As a practical matter, there was probably little reason for
haste, as both the ASMFC's management process, and the regulatory process in the
various states, tends to move slowly, and it seemed unlikely that any measures
adopted in response to the benchmark assessment would be effective in 2019. Even so, it now appears that some states are
beginning to move forward, on their own, with measures intended to reduce fishing
mortality, and it’s not impossible that more states will still follow suit.
Massachusetts
seems poised to be the first state out of the box. It is liikely to adopt modest
restrictions that would require the use of circle hooks for all bait fishing
and prohibit the use of gaffs to land striped bass. While such regulations wouldn’t, by
themselves, be enough to end overfishing, they would go a long way to reduce
the number of bass that die after being released, and thus would help to reduce
overall fishing mortality.
It’s not clear whether Virginia will actually adopt any such rules, or whether any other states are planning to
change their 2019 striped bass regulations.
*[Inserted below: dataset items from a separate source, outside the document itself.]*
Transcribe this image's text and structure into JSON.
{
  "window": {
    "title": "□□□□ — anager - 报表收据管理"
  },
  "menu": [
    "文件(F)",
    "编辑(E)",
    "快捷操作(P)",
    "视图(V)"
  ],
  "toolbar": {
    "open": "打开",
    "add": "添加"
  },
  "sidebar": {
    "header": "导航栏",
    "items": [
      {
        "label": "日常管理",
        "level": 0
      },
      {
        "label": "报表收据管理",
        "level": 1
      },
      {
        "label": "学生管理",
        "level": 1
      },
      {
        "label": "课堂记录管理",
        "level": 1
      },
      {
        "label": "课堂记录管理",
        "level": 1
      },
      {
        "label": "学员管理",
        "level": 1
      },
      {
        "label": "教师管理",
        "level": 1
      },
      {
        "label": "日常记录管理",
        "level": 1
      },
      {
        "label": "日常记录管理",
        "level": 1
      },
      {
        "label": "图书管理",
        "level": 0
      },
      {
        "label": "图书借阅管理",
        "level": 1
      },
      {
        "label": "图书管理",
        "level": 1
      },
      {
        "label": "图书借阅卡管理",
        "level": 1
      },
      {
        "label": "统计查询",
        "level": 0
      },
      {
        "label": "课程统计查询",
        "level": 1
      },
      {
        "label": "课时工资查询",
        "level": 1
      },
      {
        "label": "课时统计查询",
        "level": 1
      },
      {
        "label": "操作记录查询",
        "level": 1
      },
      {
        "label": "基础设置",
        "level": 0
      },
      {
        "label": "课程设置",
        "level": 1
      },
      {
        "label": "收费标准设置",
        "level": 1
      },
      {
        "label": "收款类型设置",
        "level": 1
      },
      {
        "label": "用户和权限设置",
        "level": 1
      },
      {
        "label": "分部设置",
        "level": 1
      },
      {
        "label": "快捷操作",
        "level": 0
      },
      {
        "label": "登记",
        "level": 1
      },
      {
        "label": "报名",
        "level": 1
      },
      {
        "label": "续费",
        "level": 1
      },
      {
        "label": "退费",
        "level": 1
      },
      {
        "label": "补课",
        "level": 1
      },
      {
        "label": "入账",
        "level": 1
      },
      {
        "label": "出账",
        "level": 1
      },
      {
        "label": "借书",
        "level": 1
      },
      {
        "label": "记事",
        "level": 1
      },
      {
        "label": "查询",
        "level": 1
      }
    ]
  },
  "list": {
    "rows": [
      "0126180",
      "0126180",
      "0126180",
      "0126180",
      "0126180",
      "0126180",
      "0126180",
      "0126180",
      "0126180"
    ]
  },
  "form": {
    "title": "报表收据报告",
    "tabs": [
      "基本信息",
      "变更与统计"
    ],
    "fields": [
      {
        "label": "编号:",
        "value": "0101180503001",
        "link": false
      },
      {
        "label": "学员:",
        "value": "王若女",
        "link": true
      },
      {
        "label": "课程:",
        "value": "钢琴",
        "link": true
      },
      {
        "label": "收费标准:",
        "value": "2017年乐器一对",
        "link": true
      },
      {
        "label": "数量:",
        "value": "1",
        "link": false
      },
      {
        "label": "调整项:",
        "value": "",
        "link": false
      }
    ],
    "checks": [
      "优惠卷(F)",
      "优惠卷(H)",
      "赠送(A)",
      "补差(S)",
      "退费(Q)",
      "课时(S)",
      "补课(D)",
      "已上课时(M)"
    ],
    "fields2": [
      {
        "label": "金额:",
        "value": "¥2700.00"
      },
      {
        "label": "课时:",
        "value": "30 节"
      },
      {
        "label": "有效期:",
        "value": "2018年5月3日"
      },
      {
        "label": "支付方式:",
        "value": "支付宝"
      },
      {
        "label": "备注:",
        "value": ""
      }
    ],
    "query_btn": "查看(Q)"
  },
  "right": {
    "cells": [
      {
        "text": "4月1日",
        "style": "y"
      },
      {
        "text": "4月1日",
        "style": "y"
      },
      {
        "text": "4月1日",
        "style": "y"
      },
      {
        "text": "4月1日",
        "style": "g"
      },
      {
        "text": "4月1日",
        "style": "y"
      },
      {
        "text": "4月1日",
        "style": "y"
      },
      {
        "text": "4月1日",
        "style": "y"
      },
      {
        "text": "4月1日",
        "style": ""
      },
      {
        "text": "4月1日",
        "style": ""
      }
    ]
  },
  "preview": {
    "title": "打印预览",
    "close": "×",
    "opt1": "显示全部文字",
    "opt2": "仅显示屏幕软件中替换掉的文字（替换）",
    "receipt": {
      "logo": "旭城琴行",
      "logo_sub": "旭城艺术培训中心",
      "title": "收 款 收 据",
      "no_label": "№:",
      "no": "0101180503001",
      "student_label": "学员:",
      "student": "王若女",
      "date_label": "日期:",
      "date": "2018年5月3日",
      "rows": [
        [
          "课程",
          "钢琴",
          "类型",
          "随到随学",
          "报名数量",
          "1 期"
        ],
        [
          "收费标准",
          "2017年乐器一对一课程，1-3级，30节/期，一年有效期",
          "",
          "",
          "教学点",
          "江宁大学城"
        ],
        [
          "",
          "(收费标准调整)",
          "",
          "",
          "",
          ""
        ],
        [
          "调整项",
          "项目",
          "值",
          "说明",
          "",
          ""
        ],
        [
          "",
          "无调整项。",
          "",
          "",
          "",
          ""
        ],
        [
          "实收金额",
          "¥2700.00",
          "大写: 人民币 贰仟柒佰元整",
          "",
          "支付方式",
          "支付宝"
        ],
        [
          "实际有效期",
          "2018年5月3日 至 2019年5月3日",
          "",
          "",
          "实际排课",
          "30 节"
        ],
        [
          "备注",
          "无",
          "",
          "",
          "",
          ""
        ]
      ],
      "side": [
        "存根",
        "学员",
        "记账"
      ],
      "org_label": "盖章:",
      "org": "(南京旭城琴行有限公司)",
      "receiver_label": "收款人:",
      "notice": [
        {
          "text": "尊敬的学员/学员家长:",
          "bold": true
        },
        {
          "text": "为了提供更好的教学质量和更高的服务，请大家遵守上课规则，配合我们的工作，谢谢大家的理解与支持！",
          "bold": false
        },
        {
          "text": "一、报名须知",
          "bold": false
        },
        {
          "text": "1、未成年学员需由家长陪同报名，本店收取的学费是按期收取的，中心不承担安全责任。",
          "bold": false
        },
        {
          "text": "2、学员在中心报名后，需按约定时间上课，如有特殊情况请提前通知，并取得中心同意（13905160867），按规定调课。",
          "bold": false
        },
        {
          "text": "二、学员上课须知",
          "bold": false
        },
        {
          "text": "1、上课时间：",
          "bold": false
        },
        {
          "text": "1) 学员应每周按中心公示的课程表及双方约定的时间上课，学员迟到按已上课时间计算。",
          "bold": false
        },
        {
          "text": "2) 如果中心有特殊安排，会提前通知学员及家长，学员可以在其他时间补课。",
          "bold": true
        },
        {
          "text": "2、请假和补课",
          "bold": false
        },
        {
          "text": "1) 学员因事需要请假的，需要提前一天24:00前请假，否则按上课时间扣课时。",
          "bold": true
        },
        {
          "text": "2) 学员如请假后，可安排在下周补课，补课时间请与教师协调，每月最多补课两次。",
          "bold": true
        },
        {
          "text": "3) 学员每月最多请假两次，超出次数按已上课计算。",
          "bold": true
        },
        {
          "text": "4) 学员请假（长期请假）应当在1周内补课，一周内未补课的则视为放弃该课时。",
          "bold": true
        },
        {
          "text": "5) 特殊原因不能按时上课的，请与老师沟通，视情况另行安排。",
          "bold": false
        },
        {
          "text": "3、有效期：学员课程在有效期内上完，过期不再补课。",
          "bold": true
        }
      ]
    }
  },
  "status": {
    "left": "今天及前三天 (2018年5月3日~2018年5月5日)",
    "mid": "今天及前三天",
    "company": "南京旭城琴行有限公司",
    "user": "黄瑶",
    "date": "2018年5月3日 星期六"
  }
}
However, it is clear that state regulators are concerned with the
condition of the striped bass stock.
“We had all hoped that the results of the assessment would be
a little better. It is clear that we
need to do something.”
That’s an important statement since, over the past four or
five years, Luisi has been one of the more consistent proponents of an
increased striped bass harvest.
In
November 2015, a time when the harvest reductions imposed by Addendum IV had
not even been in place for one season, he moved that the Management Board
reconsider such reductions, and possibly allow a bigger kill. He
later moved to indefinitely postpone action on that motion, but in
October 2016 again sought to increase harvest, in order to increase fishing
mortality from an estimated 0.16 in 2015 to the statistically indistinguishable
target of 0.18.
One year later, in
October 2017, he strongly recommended that the Management Board consider
changing the reference points used to evaluate the health of the stock, to
allow for a smaller spawning stock biomass and a higher fishing mortality rate,
a position that he reiterated
in a motion made in May 2018.
Thus, his statement that something needs to be done to
address the health of the stock is a very welcome event.
But, again, we don’t know what that “something” will turn
out to be.
The Management Board could decide to honor the commitment it
made when it adopted Amendment 6 to the management plan, and initiate a plan to
rebuild the stock in no more than ten years.
Or, it could decide to ignore that obligation, and put some
lesser measure in place that ends overfishing in the near term, but makes no
affirmative effort to rebuild the stock.
However, the first step to resolving any problem is to acknowledge that it exists. From all of
the recent news, it seems as if many state managers have now gone that
far.
And that, in itself, is progress.
Now, it’s our job to convince them to go the rest of the way,
and rebuild the striped bass population to levels that it has achieved, and
even exceeded, in the not-very-distant past.
For it can achieve such abundance again if
everyone involved is willing to take the actions needed to get it there.